SMEs seek cheap funds to pull economy out of recession

Small businesses are seeking low-interest funds that will enable them create enough jobs and grow the gross domestic product, which has just nosedived from $510 billion to $296 billion in two years.

SME operators who spoke with Start-Up Digest said 20 to 35 percent lending rates by banks will only deepen recession in the economy, asking the Federal Government to recapitalise development banks to steer growth rebound.

“We create more jobs than large enterprises and contribute 47 percent to the GDP,” said Mathew Ibeabuchi, managing director of MD Services, a small-scale services and chemical producing firm with offices in Abuja and Enugu State.

“One of the reasons we easily slumped into recession and why South Africa just overtook us as largest economy on the continent is the lip service we pay to SMEs. In an era of recession, what you do is to cut rates for SMEs, particularly those in agriculture, manufacturing and creative industry, which are areas we have comparative advantage.  Now, small-scale farmers struggle to access funds from BoA, and the BoI needs more funds to do more. If you are diversifying and want a dramatic change in solid minerals, you need a specialised bank that will formalise and fund artisanal (small-scale) miners at single-digits as deposit money banks do not have the capacity to do so and demand for untenable rates,” Ibeabuchi said.

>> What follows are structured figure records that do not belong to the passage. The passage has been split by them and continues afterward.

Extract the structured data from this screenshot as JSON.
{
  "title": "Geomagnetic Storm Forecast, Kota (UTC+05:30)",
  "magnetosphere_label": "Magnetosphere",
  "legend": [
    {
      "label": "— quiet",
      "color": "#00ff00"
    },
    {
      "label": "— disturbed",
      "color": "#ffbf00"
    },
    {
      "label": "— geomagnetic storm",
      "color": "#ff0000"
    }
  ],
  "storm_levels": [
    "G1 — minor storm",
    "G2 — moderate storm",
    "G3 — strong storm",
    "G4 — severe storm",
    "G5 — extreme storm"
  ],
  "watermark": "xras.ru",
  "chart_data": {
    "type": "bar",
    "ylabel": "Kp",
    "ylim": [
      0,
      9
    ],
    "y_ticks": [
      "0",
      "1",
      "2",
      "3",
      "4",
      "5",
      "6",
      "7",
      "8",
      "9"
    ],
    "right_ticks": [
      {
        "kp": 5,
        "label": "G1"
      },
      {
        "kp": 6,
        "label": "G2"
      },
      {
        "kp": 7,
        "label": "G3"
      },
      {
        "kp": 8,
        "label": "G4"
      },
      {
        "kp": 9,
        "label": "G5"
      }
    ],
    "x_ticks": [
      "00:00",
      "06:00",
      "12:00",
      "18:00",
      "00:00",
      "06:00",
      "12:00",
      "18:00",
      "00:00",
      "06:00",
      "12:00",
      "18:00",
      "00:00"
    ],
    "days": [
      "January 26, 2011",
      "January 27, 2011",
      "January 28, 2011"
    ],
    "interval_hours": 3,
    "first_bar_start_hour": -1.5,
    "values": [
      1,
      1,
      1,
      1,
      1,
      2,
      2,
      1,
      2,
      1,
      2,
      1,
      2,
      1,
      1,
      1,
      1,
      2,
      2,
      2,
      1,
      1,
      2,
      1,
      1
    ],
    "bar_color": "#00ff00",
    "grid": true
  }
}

Nigeria’s 37 million SMEs employ more than half of the population, but the majority of them say they need cheap funds to expand. Nigeria has slipped into technical recession, with inflation rate hitting 16.5 percent and unemployment rate edging close to 30 percent.

John Tudy Kachikwu, CEO of John Tudy Interbiz, and chairman of SME operators in the Lagos Chamber of Commerce and Industry (LCCI), said high interest rate in the country excludes SMEs from having funding access with which to stimulate an economic rebound.

Kachikwu told Start-Up Digest recently told that SMEs in the export sector are constantly frustrated by lack of incentives in the form of grant and corruption.

A recent report by The Economist entitled, ‘Enabling a More Productive Nigeria: Empowering SMEs’,  said that Adamu Waziri, creator of a popular Nigerian animation series, Bino and Fino, sought access to a range of dedicated grants and funding schemes for the

entertainment sector, but could not get because  decision makers did not understand the sector and tended to prefer safe investments (such as cinema chains). The CBN recently raised its monetary policy rate (MPR) from 12 to 14 percent. The MPR is a benchmark interest rate for deposit money banks in the country.

“Businesses are already exposed to FX rate, high energy cost and import duty, and weak consumer spending, among others. They could just have left it at 12 percent because the pressure is too much on businesses,” said Muda Yusuf, director-general, Lagos Chamber of Commerce and Industry (LCCI) on the phone.

Femi Egbesola, national president, Association of Small Business Owners said, high interest rate is bad for businesses.

“With the high exchange rate differentials coupled with the recent increase in interest rate, businesses are going to suffer and this would have a tremendous impact on jobs,” Egbesola said.

According to Friday Opara, director, strategic partnership, Small and Medium Enterprise Development Agency of Nigeria (SMEDAN), high interest rate implies that many SMEs will be out of business because the environment is getting tougher for them.

The BoI and the central bank have many SME funds available for on-lending. The BoI, particularly, has made efforts, amid limited available finance, to steer small businesses through six to nine percent lending rates.

“We need to understand that finance is not the biggest problem of SMEs. We have bigger issues such as capacity building, access to market, among others,” said Waheed Olagunju, acting managing director of BoI.